When you hide your face, they are dismayed; when you take away their breath, they die and return to their dust. When you send forth your Spirit, they are created, and you renew the face of the ground. – Psalm 104:29-30 ESV
Not only does this passage show everything is dependent on the spirit. It also means that the spirit permeates every living thing. Instead of abiotic physical matter the earth is strangely alive. Creation according to the biblical account is not just bringing something into brute existence. It is a matter of making things alive. The Bible largely ignores the modern distinctions between life and matter. It is therefore free to address the purpose of human life on the earth.
We now understand that biological life can only exist in the biosphere which is the complex interaction of all ecosystems on the planet. There is a certain unity to all life, it is not just an individualized phenomenon. Things that we do to the world around us also affect us. Science however cannot tell us why this interaction exists at all even though it might describe aspects of it. We must look to the scriptures to answer the question of life itself. In the mysterious dimension of the spirit the creation is alive through the living, active and abiding presence of its Maker.

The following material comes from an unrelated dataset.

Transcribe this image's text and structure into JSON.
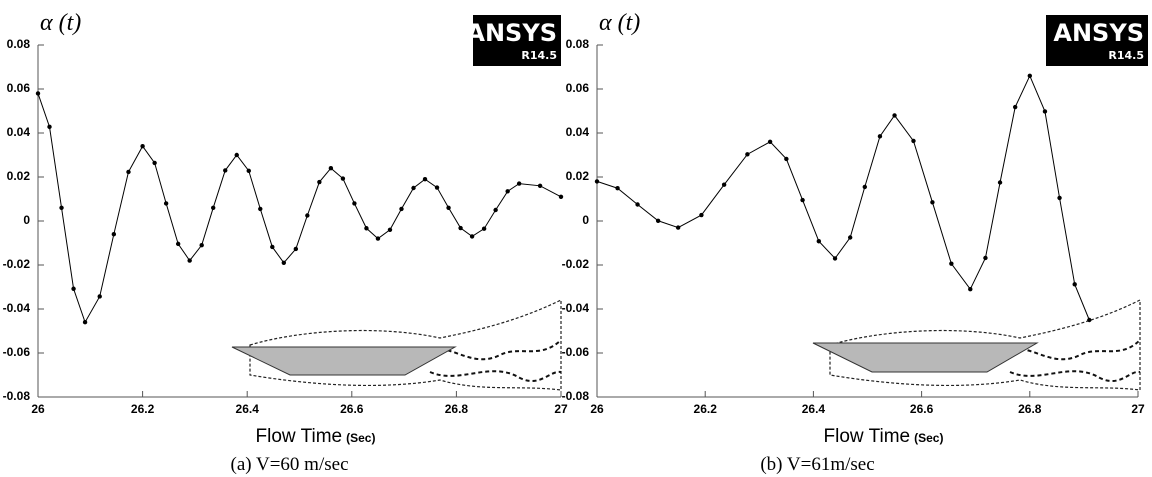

As I have argued elsewhere the earth is the teleological centre of the cosmos. Teleology, from the Greek word telos meaning the end, concerns the purpose of things. That as far as it concerns the plans and purposes of God the earth is at centre stage. This is where the grand cosmic drama unfolds. As John Walton, G.K. Beale and others point out the Genesis creation narrative is about the inauguration of a cosmic temple. The creation is actually the temple-home of God. What happens on the seventh day is that God rests, which is language for a deity taking up residence in the temple so that it can properly begin to function as sacred space. The heavens and the earth are the complimentary halves of God’s creation. Now the temple of a deity is its headquarters so to speak. Terrestrial life according to the biblical account does not occur because there happen to be the right conditions here. There is life on earth because it is at the centre of God’s activity.
In a worldview without the personal and involved God of the Bible combined with a strong materialistic naturalism life could occur anywhere in the universe. If there is a purposeful creator then life exists on earth and nowhere else because it serves a specific purpose. The earth is intrinsic to our life and purpose. The New Testament vision is about a new creation which is the union of the heavens and the earth. One way of describing this union is God dwelling among his people, heaven literally coming on earth.